I know that Aston Martin is very keen to, er, plug its first all-electric model on the big screen but James Bond is the sort of bloke with no need for a big boot and decent rear legroom – in other words, he needs the newly-launched Vantage, which thanks to its Mercedes-sourced, twin-turbo V8 is not only more sensibly reliable than the Astons of old but looks the part and sounds great too. It has room for our plucky Brit, a femme fatale, some concealed weaponry and nothing else. Now that’s a Bond car.

That’s why I can only assume that Bond’s married-with-children in the next film, because the Rapide’s more B&Q than Q-branch. That, or they’ve picked completely the wrong car.

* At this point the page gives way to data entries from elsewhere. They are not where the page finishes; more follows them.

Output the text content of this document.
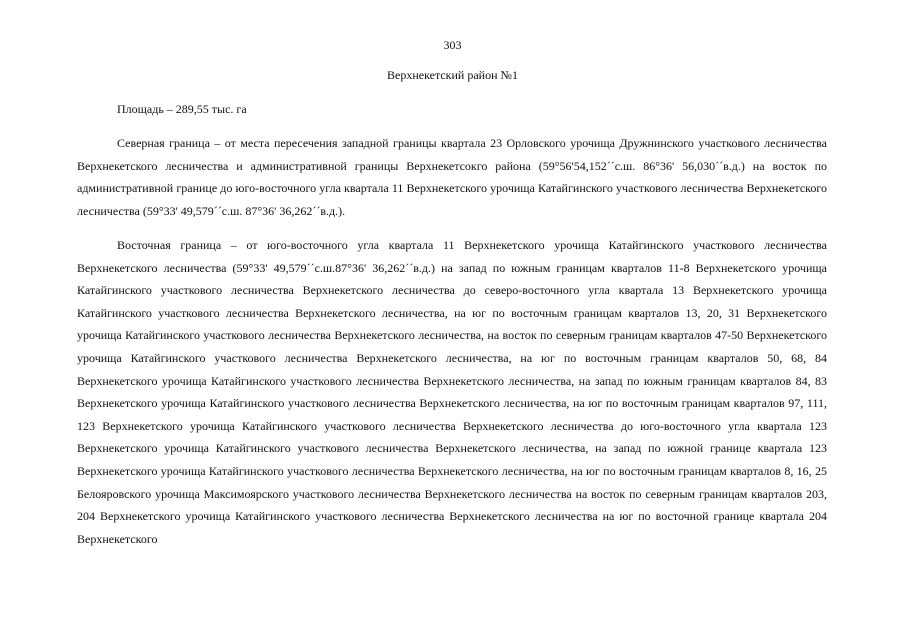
303
Верхнекетский район №1
Площадь – 289,55 тыс. га

Северная граница – от места пересечения западной границы квартала 23 Орловского урочища Дружнинского участкового лесничества Верхнекетского лесничества и административной границы Верхнекетсокго района (59°56'54,152´´с.ш. 86°36' 56,030´´в.д.) на восток по административной границе до юго-восточного угла квартала 11 Верхнекетского урочища Катайгинского участкового лесничества Верхнекетского лесничества (59°33' 49,579´´с.ш. 87°36' 36,262´´в.д.).

Восточная граница – от юго-восточного угла квартала 11 Верхнекетского урочища Катайгинского участкового лесничества Верхнекетского лесничества (59°33' 49,579´´с.ш.87°36' 36,262´´в.д.) на запад по южным границам кварталов 11-8 Верхнекетского урочища Катайгинского участкового лесничества Верхнекетского лесничества до северо-восточного угла квартала 13 Верхнекетского урочища Катайгинского участкового лесничества Верхнекетского лесничества, на юг по восточным границам кварталов 13, 20, 31 Верхнекетского урочища Катайгинского участкового лесничества Верхнекетского лесничества, на восток по северным границам кварталов 47-50 Верхнекетского урочища Катайгинского участкового лесничества Верхнекетского лесничества, на юг по восточным границам кварталов 50, 68, 84 Верхнекетского урочища Катайгинского участкового лесничества Верхнекетского лесничества, на запад по южным границам кварталов 84, 83 Верхнекетского урочища Катайгинского участкового лесничества Верхнекетского лесничества, на юг по восточным границам кварталов 97, 111, 123 Верхнекетского урочища Катайгинского участкового лесничества Верхнекетского лесничества до юго-восточного угла квартала 123 Верхнекетского урочища Катайгинского участкового лесничества Верхнекетского лесничества, на запад по южной границе квартала 123 Верхнекетского урочища Катайгинского участкового лесничества Верхнекетского лесничества, на юг по восточным границам кварталов 8, 16, 25 Белояровского урочища Максимоярского участкового лесничества Верхнекетского лесничества на восток по северным границам кварталов 203, 204 Верхнекетского урочища Катайгинского участкового лесничества Верхнекетского лесничества на юг по восточной границе квартала 204 Верхнекетского
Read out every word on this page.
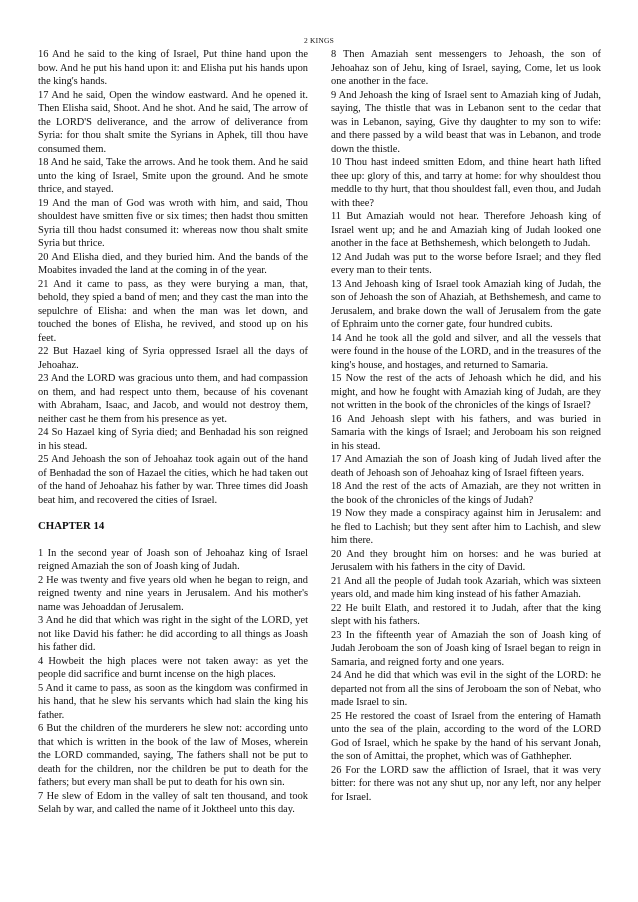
2 KINGS

16 And he said to the king of Israel, Put thine hand upon the bow. And he put his hand upon it: and Elisha put his hands upon the king's hands.

17 And he said, Open the window eastward. And he opened it. Then Elisha said, Shoot. And he shot. And he said, The arrow of the LORD'S deliverance, and the arrow of deliverance from Syria: for thou shalt smite the Syrians in Aphek, till thou have consumed them.

18 And he said, Take the arrows. And he took them. And he said unto the king of Israel, Smite upon the ground. And he smote thrice, and stayed.

19 And the man of God was wroth with him, and said, Thou shouldest have smitten five or six times; then hadst thou smitten Syria till thou hadst consumed it: whereas now thou shalt smite Syria but thrice.

20 And Elisha died, and they buried him. And the bands of the Moabites invaded the land at the coming in of the year.

21 And it came to pass, as they were burying a man, that, behold, they spied a band of men; and they cast the man into the sepulchre of Elisha: and when the man was let down, and touched the bones of Elisha, he revived, and stood up on his feet.

22 But Hazael king of Syria oppressed Israel all the days of Jehoahaz.

23 And the LORD was gracious unto them, and had compassion on them, and had respect unto them, because of his covenant with Abraham, Isaac, and Jacob, and would not destroy them, neither cast he them from his presence as yet.

24 So Hazael king of Syria died; and Benhadad his son reigned in his stead.

25 And Jehoash the son of Jehoahaz took again out of the hand of Benhadad the son of Hazael the cities, which he had taken out of the hand of Jehoahaz his father by war. Three times did Joash beat him, and recovered the cities of Israel.

CHAPTER 14

1 In the second year of Joash son of Jehoahaz king of Israel reigned Amaziah the son of Joash king of Judah.

2 He was twenty and five years old when he began to reign, and reigned twenty and nine years in Jerusalem. And his mother's name was Jehoaddan of Jerusalem.

3 And he did that which was right in the sight of the LORD, yet not like David his father: he did according to all things as Joash his father did.

4 Howbeit the high places were not taken away: as yet the people did sacrifice and burnt incense on the high places.

5 And it came to pass, as soon as the kingdom was confirmed in his hand, that he slew his servants which had slain the king his father.

6 But the children of the murderers he slew not: according unto that which is written in the book of the law of Moses, wherein the LORD commanded, saying, The fathers shall not be put to death for the children, nor the children be put to death for the fathers; but every man shall be put to death for his own sin.

7 He slew of Edom in the valley of salt ten thousand, and took Selah by war, and called the name of it Joktheel unto this day.

8 Then Amaziah sent messengers to Jehoash, the son of Jehoahaz son of Jehu, king of Israel, saying, Come, let us look one another in the face.

9 And Jehoash the king of Israel sent to Amaziah king of Judah, saying, The thistle that was in Lebanon sent to the cedar that was in Lebanon, saying, Give thy daughter to my son to wife: and there passed by a wild beast that was in Lebanon, and trode down the thistle.

10 Thou hast indeed smitten Edom, and thine heart hath lifted thee up: glory of this, and tarry at home: for why shouldest thou meddle to thy hurt, that thou shouldest fall, even thou, and Judah with thee?

11 But Amaziah would not hear. Therefore Jehoash king of Israel went up; and he and Amaziah king of Judah looked one another in the face at Bethshemesh, which belongeth to Judah.

12 And Judah was put to the worse before Israel; and they fled every man to their tents.

13 And Jehoash king of Israel took Amaziah king of Judah, the son of Jehoash the son of Ahaziah, at Bethshemesh, and came to Jerusalem, and brake down the wall of Jerusalem from the gate of Ephraim unto the corner gate, four hundred cubits.

14 And he took all the gold and silver, and all the vessels that were found in the house of the LORD, and in the treasures of the king's house, and hostages, and returned to Samaria.

15 Now the rest of the acts of Jehoash which he did, and his might, and how he fought with Amaziah king of Judah, are they not written in the book of the chronicles of the kings of Israel?

16 And Jehoash slept with his fathers, and was buried in Samaria with the kings of Israel; and Jeroboam his son reigned in his stead.

17 And Amaziah the son of Joash king of Judah lived after the death of Jehoash son of Jehoahaz king of Israel fifteen years.

18 And the rest of the acts of Amaziah, are they not written in the book of the chronicles of the kings of Judah?

19 Now they made a conspiracy against him in Jerusalem: and he fled to Lachish; but they sent after him to Lachish, and slew him there.

20 And they brought him on horses: and he was buried at Jerusalem with his fathers in the city of David.

21 And all the people of Judah took Azariah, which was sixteen years old, and made him king instead of his father Amaziah.

22 He built Elath, and restored it to Judah, after that the king slept with his fathers.

23 In the fifteenth year of Amaziah the son of Joash king of Judah Jeroboam the son of Joash king of Israel began to reign in Samaria, and reigned forty and one years.

24 And he did that which was evil in the sight of the LORD: he departed not from all the sins of Jeroboam the son of Nebat, who made Israel to sin.

25 He restored the coast of Israel from the entering of Hamath unto the sea of the plain, according to the word of the LORD God of Israel, which he spake by the hand of his servant Jonah, the son of Amittai, the prophet, which was of Gathhepher.

26 For the LORD saw the affliction of Israel, that it was very bitter: for there was not any shut up, nor any left, nor any helper for Israel.
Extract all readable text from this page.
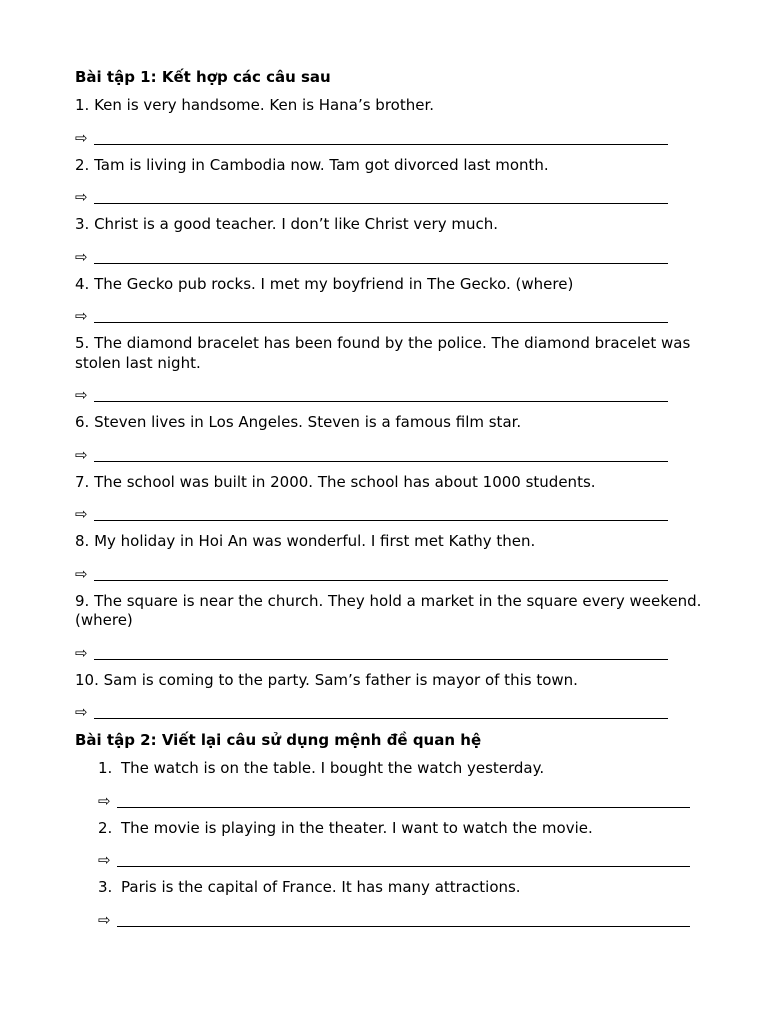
Bài tập 1: Kết hợp các câu sau

1. Ken is very handsome. Ken is Hana’s brother.

⇨

2. Tam is living in Cambodia now. Tam got divorced last month.

⇨

3. Christ is a good teacher. I don’t like Christ very much.

⇨

4. The Gecko pub rocks. I met my boyfriend in The Gecko. (where)

⇨

5. The diamond bracelet has been found by the police. The diamond bracelet was stolen last night.

⇨

6. Steven lives in Los Angeles. Steven is a famous film star.

⇨

7. The school was built in 2000. The school has about 1000 students.

⇨

8. My holiday in Hoi An was wonderful. I first met Kathy then.

⇨

9. The square is near the church. They hold a market in the square every weekend. (where)

⇨

10. Sam is coming to the party. Sam’s father is mayor of this town.

⇨

Bài tập 2: Viết lại câu sử dụng mệnh đề quan hệ

1. The watch is on the table. I bought the watch yesterday.

⇨

2. The movie is playing in the theater. I want to watch the movie.

⇨

3. Paris is the capital of France. It has many attractions.

⇨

The Government ban on petrol and diesel in 2040 will be fine for new cars. It’s the old ones I’m worried about

Cars like the BMW i3 have made zero emissions motoring more fashionable

APOLOGIES to Mark Twain’s estate for having to shamelessly pilfer one of his better-known quotes. Reports of the car’s death – which you’ve probably read over the past week or so – have been greatly exaggerated.

Chances are you’ll already be aware of the Government’s intention to ban sales of new petrol and diesel cars as of 2040, which a million internet bores instantly took to mean the death knell for motoring fun as we know it. The party that Karl Benz and his pals threw back in 1886 is finally over, because we all overdid it and got drunk on AC Cobras and Range Rover Sports.

But calling it quits isn’t really doing us as a species, particularly those of who love cars, much credit. Ever since we figured out that we had opposable thumbs and could light fires we’ve been pretty good at working out answers to things, and even by the Government’s own prescription we have roughly 23 years to solve this one.

I’m not going to get into how we make the clean energy that propels a zero emissions car but the end result’s a lot better than it used to be. Seven years ago I drove an electric MINI that had a battery so huge it took up the back seats, a range of barely 100 miles and engine braking so severe you could pull up at roundabouts without touching the middle pedal. It only took another two years for the motor industry to invent an electric car that was fun to drive – take a bow, Renault Twizy – and fast forward to 2017 and the charging points at motorway service stations are crammed with Nissan Leafs and Teslas. If we’ve made it this far in seven years, you probably won’t need a diesel Golf as a new car in two decades’ time.

The bit I worry about is what happens with all the old ones. The more intelligent people at Westminster have already said that banning them isn’t the answer, partly because outlawing the MGB is a bit like banning Buckingham Palace and more importantly because the nation’s classic car hobby is worth £5.5 billion to the British economy (and it’s still growing). Horses have been old hat to commuters since the Austin Seven showed up, but they’re still allowed to use our roads.

But the thing with horses is that you only need straw, carrots and a decent vet to keep them going. If everyone else is driving electric cars in 2040 will there still be petrol stations to fill up the MGF or the Peugeot 205 GTI? Or places that can do a new battery for an Audi TT?

The car, I honestly reckon, will live on. It just might be a bit trickier than it used to be.